PRINTABLE VERSION   EMAIL TO A FRIEND   RSS FEEDS 11:14 UK, 12th Jun 2014, by Agrimoney.com
ADM revamp sees Asia HQ shifted out of China

Archer Daniels Midland is to shift its Asia-Pacific headquarters out of China, and open sales offices in the likes of South Korea, Thailand and Vietnam, in a shake-up of its regional operations, which has also seen a hiring from Australia's GrainCorp.

US-based ADM, which is moving its world head office from Decatur in Illinois into Chicago, said that it would shift its Asia-Pacific headquarters from Shanghai, where it opened in 2005, to Singapore.

The move, while contrasting with the rush by many Western groups to China, will allow the group to "centralise coordination" of its regional operation, with Singapore "the hub of the company's regional merchandising operations", which handle more than $14bn of commodities a year.
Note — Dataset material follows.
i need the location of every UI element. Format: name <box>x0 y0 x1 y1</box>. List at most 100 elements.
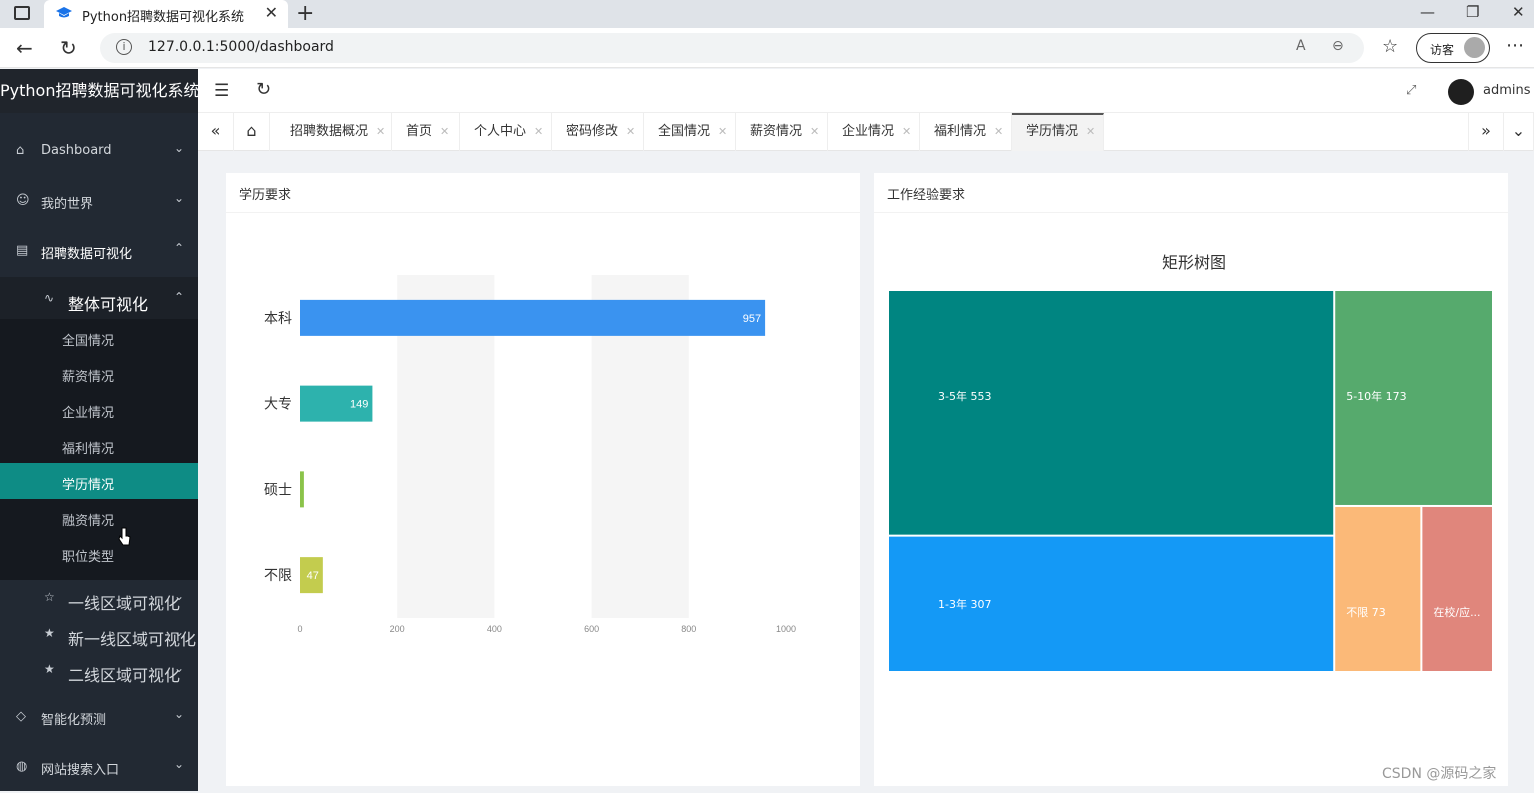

"We're taking a series of actions to enhance our ability to efficiently serve [the region's] growing demand," said Patricia Woertz, the ADM chief executive.

Singapore is also the base of rivals such as Wilmar International, Olam International and Noble Group, the coal-to-energy group which is putting its agriculture operations into a joint venture with China's state-owned food giant Cofco.

ADM is in China building a complex at the port of Tianjin, in the north of the country, to produce sweeteners and soluble fibre, to begin production next year, when the group is also to open an animal feed ingredient plant in Nanjing.

Ex-GrainCorp boss joins

The regional revamp will also see ADM open offices in Indonesia, Philippines, Thailand, South Korea and Vietnam for selling speciality ingredients, adding to the teams the group already has in Australia, China, Japan and Singapore.

And in logistics, the group is hiring as regional director for ports and storage Nigel Hart, who last year quit as group general manager storage and logistics at GrainCorp, the Australian grain handler which ADM was blocked from buying by Canberra, and in which it retains a 20% stake.

ADM's failed Aus$3.4bn bid for GrainCorp re-emerged in the news this week when Brian Wilson, chairman of Australia's Foreign Investment Review Board, conceded that the takeover was blocked for political reasons, although saying that the decision was legitimate.

"From time to time politics intrudes into all areas of our lives," Mr Wilson said.

Joe Hockey, the Australian federal treasurer responsible for blocking the bid, said that "I make no apologies for my decision.

"I have to make a decision where that investment would be contrary to the national interest and that is certainly where I step in and I am not afraid to do so."

Group revamp

ADM has, since the failed GrainCorp bid, unveiled a broad-ranging corporate shake-up which has seen it sell fertilizer assets in Brazil and Paraguay, and put its chocolate division up for sale, reversing on plans to sell cocoa operations themselves.

It has also bought the outstanding 20% stake in Toepfer, the international crop trader into which ADM launched a "significant review" after setbacks from issues such as cancelled corn imports to China.